The next five years Prasad did his job well, so well that not only did he learn everything about the smuggling business, he also managed to earn the respect and confidence of the don, a 50 something stark bald knife wielding Abdul Langda, the undisputed king of the dockyards.


The next seven years were spent in further honing and sharpening his skills, and by the time he celebrated his 20th birthday, Prasad had become the second in command, and a full fledged smuggler in his own right. The next five years were his- by a fortuittirn of events, Prasad found himself anointed the don, the supreme lord of Mumbai smugglers, thanks to the gunning down in a police encounter of his boss Abdul Langda.


He made the most of the next fourteen months, amassed a lot of wealth, and quit the smuggling business, or rather the smuggling business ended on it's own, thanks to a far reaching paradigm shift in the gold import policy that overnight rendered unproofitable the illegal smuggling and trading of gold bars.


So, what did Prasad, suddenly out of a job, do. Simple- he turned film producer. The next 36 months saw him bankrolling no less than 14 Hindi movies, all commercial potboilers, the last three turning out to be silver jubilee hits.

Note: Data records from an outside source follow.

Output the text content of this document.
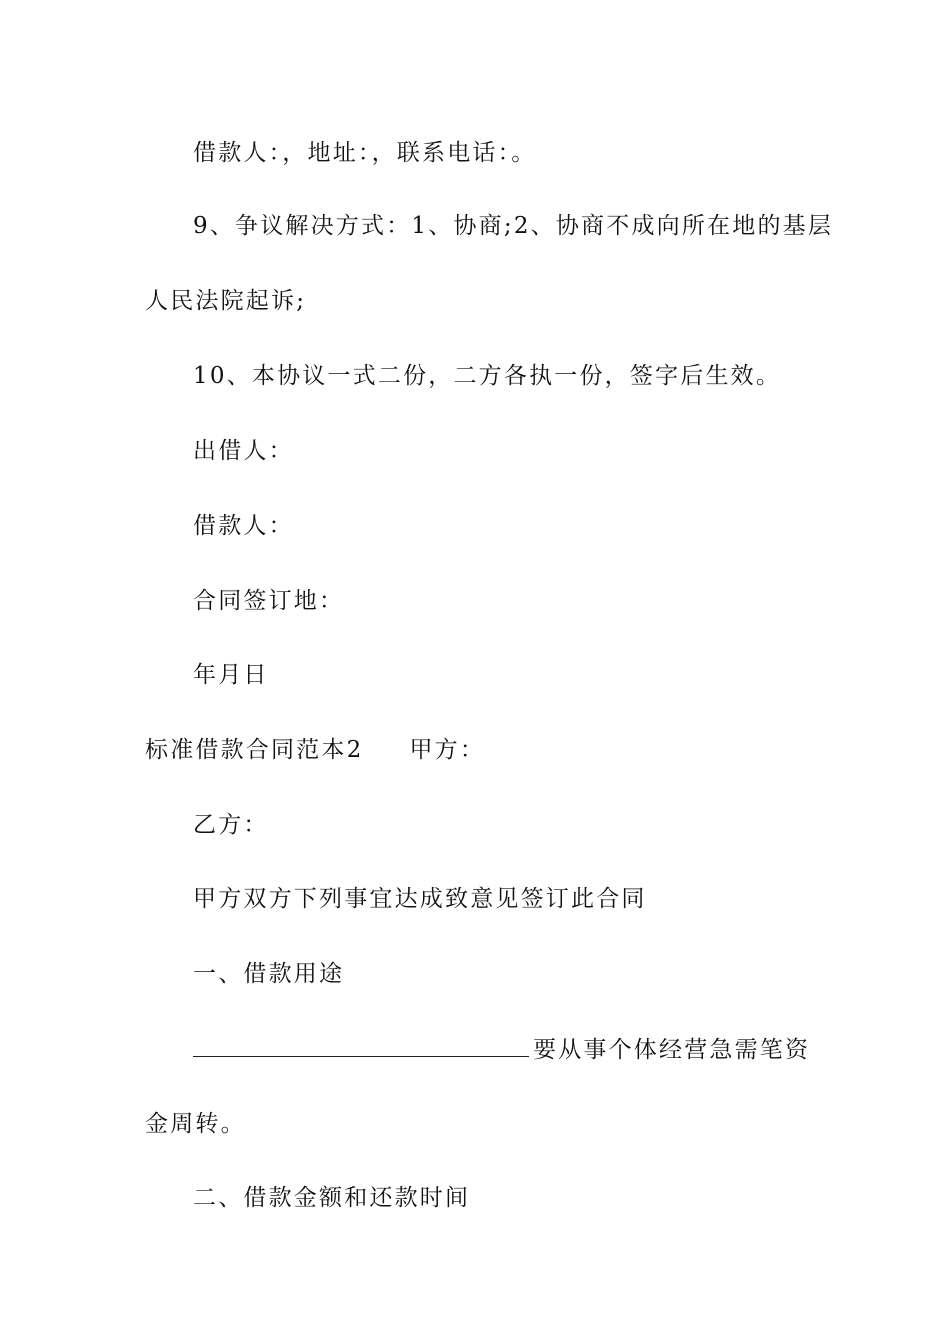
借款人：，地址：，联系电话：。
9、争议解决方式：1、协商;2、协商不成向所在地的基层
人民法院起诉;
10、本协议一式二份，二方各执一份，签字后生效。
出借人：
借款人：
合同签订地：
年月日
标准借款合同范本2 甲方：
乙方：
甲方双方下列事宜达成致意见签订此合同
一、借款用途
要从事个体经营急需笔资
金周转。
二、借款金额和还款时间
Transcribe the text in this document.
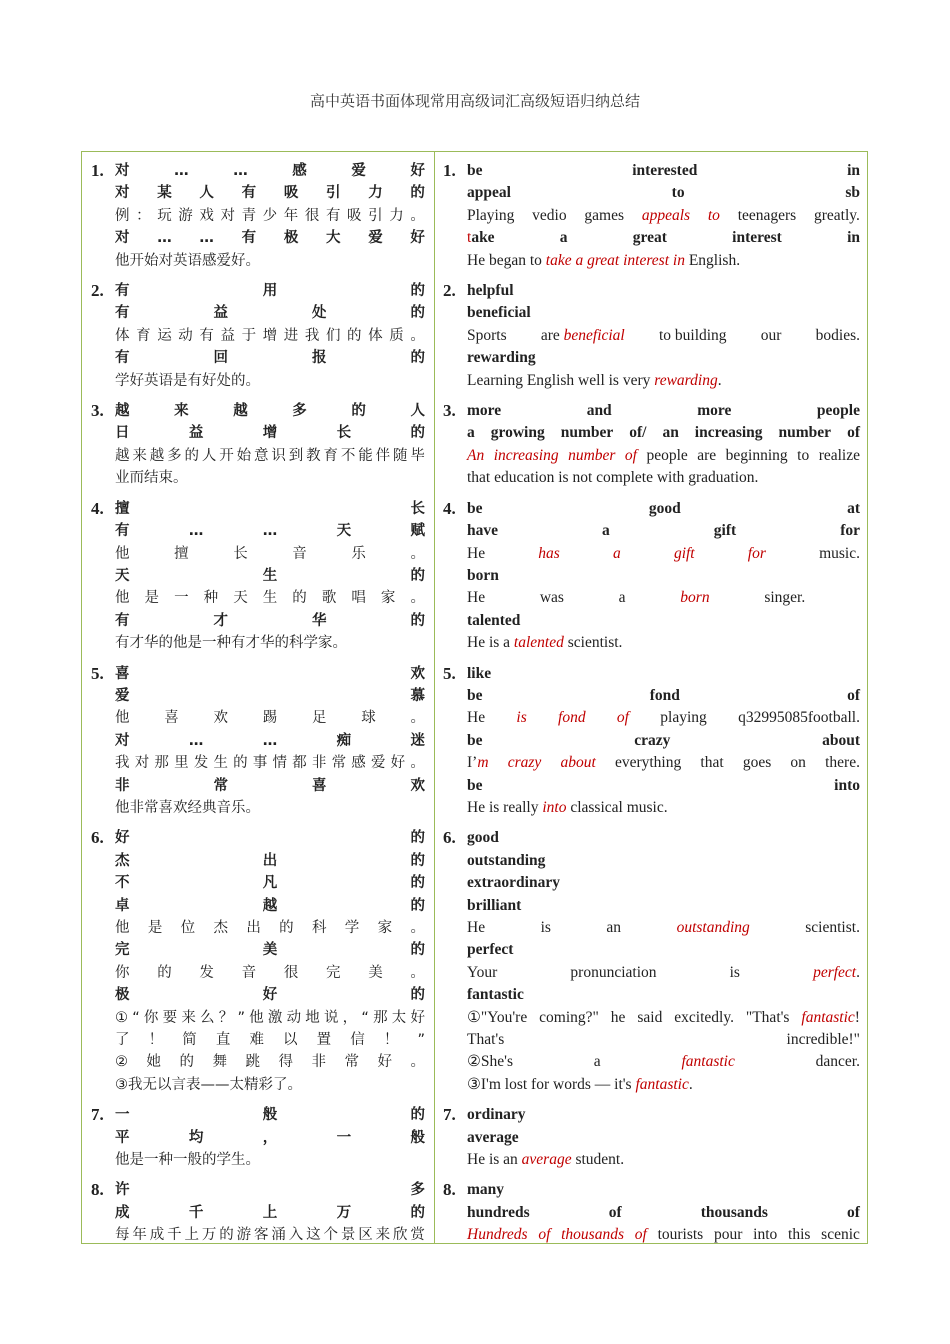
高中英语书面体现常用高级词汇高级短语归纳总结
1. 对	…	…	感	爱	好
对 某 人 有 吸 引 力 的
例 ： 玩 游 戏 对 青 少 年 很 有 吸 引 力 。
对 … … 有 极 大 爱 好
他开始对英语感爱好。
2. 有	用	的
有	益	处	的
体 育 运 动 有 益 于 增 进 我 们 的 体 质 。
有	回	报	的
学好英语是有好处的。
3. 越	来	越	多	的	人
日	益	增	长	的
越 来 越 多 的 人 开 始 意 识 到 教 育 不 能 伴 随 毕
业而结束。
4. 擅	长
有	…	…	天	赋
他	擅	长	音	乐	。
天	生	的
他 是 一 种 天 生 的 歌 唱 家 。
有	才	华	的
有才华的他是一种有才华的科学家。
5. 喜	欢
爱	慕
他 喜 欢 踢 足 球 。
对	…	…	痴	迷
我 对 那 里 发 生 的 事 情 都 非 常 感 爱 好 。
非	常	喜	欢
他非常喜欢经典音乐。
6. 好	的
杰	出	的
不	凡	的
卓	越	的
他 是 位 杰 出 的 科 学 家 。
完	美	的
你 的 发 音 很 完 美 。
极	好	的
① “ 你 要 来 么 ？ ” 他 激 动 地 说 ， “ 那 太 好
了 ！ 简 直 难 以 置 信 ！ ”
② 她 的 舞 跳 得 非 常 好 。
③我无以言表——太精彩了。
7. 一	般	的
平	均	，	一	般
他是一种一般的学生。
8. 许	多
成	千	上	万	的
每 年 成 千 上 万 的 游 客 涌 入 这 个 景 区 来 欣 赏
1. be	interested	in
appeal	to	sb
Playing vedio games appeals to teenagers greatly.
take	a	great	interest	in
He began to take a great interest in English.
2. helpful
beneficial
Sports are beneficial to building our bodies.
rewarding
Learning English well is very rewarding.
3. more	and	more	people
a growing number of/ an increasing number of
An increasing number of people are beginning to realize
that education is not complete with graduation.
4. be	good	at
have	a	gift	for
He	has	a	gift	for	music.
born
He	was	a	born	singer.
talented
He is a talented scientist.
5. like
be	fond	of
He is fond of playing q32995085football.
be	crazy	about
I’m crazy about everything that goes on there.
be	into
He is really into classical music.
6. good
outstanding
extraordinary
brilliant
He	is	an	outstanding	scientist.
perfect
Your	pronunciation	is	perfect.
fantastic
①"You're coming?" he said excitedly. "That's fantastic!
That's	incredible!"
②She's	a	fantastic	dancer.
③I'm lost for words — it's fantastic.
7. ordinary
average
He is an average student.
8. many
hundreds	of	thousands	of
Hundreds of thousands of tourists pour into this scenic
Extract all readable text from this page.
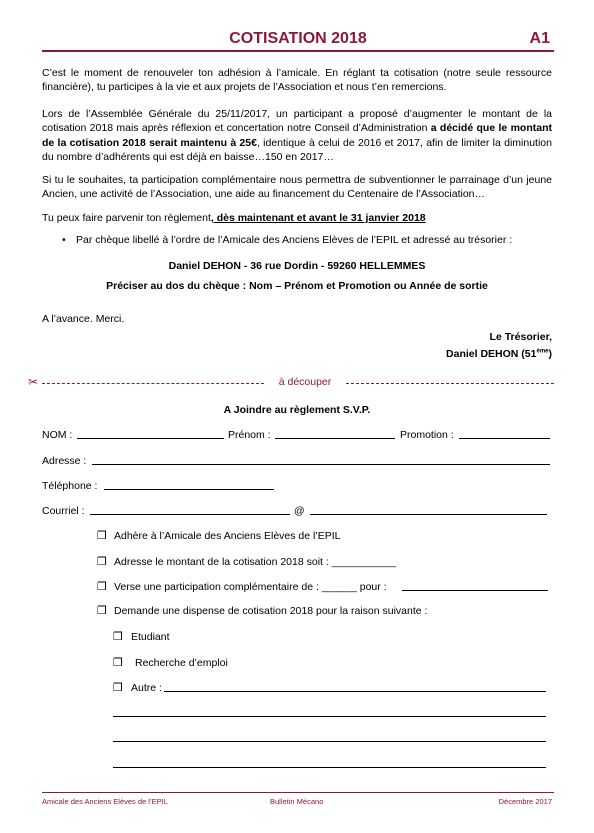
COTISATION 2018	A1
C’est le moment de renouveler ton adhésion à l’amicale. En réglant ta cotisation (notre seule ressource financière), tu participes à la vie et aux projets de l’Association et nous t’en remercions.
Lors de l’Assemblée Générale du 25/11/2017, un participant a proposé d’augmenter le montant de la cotisation 2018 mais après réflexion et concertation notre Conseil d’Administration a décidé que le montant de la cotisation 2018 serait maintenu à 25€, identique à celui de 2016 et 2017, afin de limiter la diminution du nombre d’adhérents qui est déjà en baisse…150 en 2017…
Si tu le souhaites, ta participation complémentaire nous permettra de subventionner le parrainage d’un jeune Ancien, une activité de l’Association, une aide au financement du Centenaire de l’Association…
Tu peux faire parvenir ton règlement, dès maintenant et avant le 31 janvier 2018
• Par chèque libellé à l’ordre de l’Amicale des Anciens Elèves de l’EPIL et adressé au trésorier :
Daniel DEHON - 36 rue Dordin - 59260 HELLEMMES
Préciser au dos du chèque : Nom – Prénom et Promotion ou Année de sortie
A l’avance. Merci.
Le Trésorier,
Daniel DEHON (51ème)
✂	à découper
A Joindre au règlement S.V.P.
NOM :	Prénom :	Promotion :
Adresse :
Téléphone :
Courriel :	@
❒ Adhère à l’Amicale des Anciens Elèves de l’EPIL
❒ Adresse le montant de la cotisation 2018 soit : ___________
❒ Verse une participation complémentaire de : ______ pour :
❒ Demande une dispense de cotisation 2018 pour la raison suivante :
❒ Etudiant
❒ Recherche d’emploi
❒ Autre :
Amicale des Anciens Elèves de l’EPIL	Bulletin Mécano	Décembre 2017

As if by a magical wave of the wand, Prasad found himself anointed as the man with the midas touch, a hor shot hit producing much sought after movie mogul.


Young men and women, starry eyed and aspirational, including some of the most beautiful of heroines made a beeline to his massive sea side bungalow Prasad's every weekend. Parties, wine, music and dance were the staple stuff.

And that's how and when Prasad, the once poor, illiterate rural boy laid his eyes on Kriti Desai, the reigning queen, the diva of Bollywood.

It was love at first sight. At least from Prasad's end.


Soon, the two started to date. The pictures of the two, arms entwined, began flooding the internet.

Their Twitter handle read Prakrit.

As the two started to paint the town red, rumours of their impending marriage began to gain ground.


Will they marry, will they not? If so, where will the marriage be held? Who would be invited, would not make the guest list? Speculations reached a frenzy. It seemed the world and its nanny had no other business.


But, then, came the backlash. Unannounced. Sudden. Vicious. Deeply hurtful.


No match...beauty meets beast...match made in hell...gun toting bf...serial murderer shoots his way into civil society.


And the most painful, of them all...GOLD DIGGER.


Prasad, first time he read it, had asked Kriti what that meant.

She had turned beetroot red.

On cajoling, she had replied, "Pra (she called her so!), if there is anyone who can be labelled a gold digger, it's me. I mean, who doesn't know- I am just an actress, albeit a successful one, but still one who is a mere five years old in this increasingly fragile industry where fortunes flip every Friday. On the other hand, you are rich, unimaginably wealthy. So, who is the gold digger in this relationship?"


Prasad gave her one hard look; both knew what the public was alluding to.

The gold digger epithet was a not so veiled reference to Prasad's hoary past- his good old bad days as one of the most notorious gold smugglers of the country.


As if reading his thoughts, Kriti proffered, "Let these motor mouths, these no good people say what they want. The important thing is that I love you and you love me. Rest all can go to hell".

All Prasad did was nod his head.


*

The incessant beep of the phone broke his thoughts.


Prasad rubbed his eyes, turned around and looked at his phone screen.



"Off to London. Shooting. Not sure when back. Kriti"


The familiar stab in his chest returned.

This was so unusual of her.

No call. No explanation. Just a cryptic text.

Was this how they all end?

Was this her breakup message?

Was this...

The old insecurities began go come back.


Only this time, with a feral, renewed intensity like never before.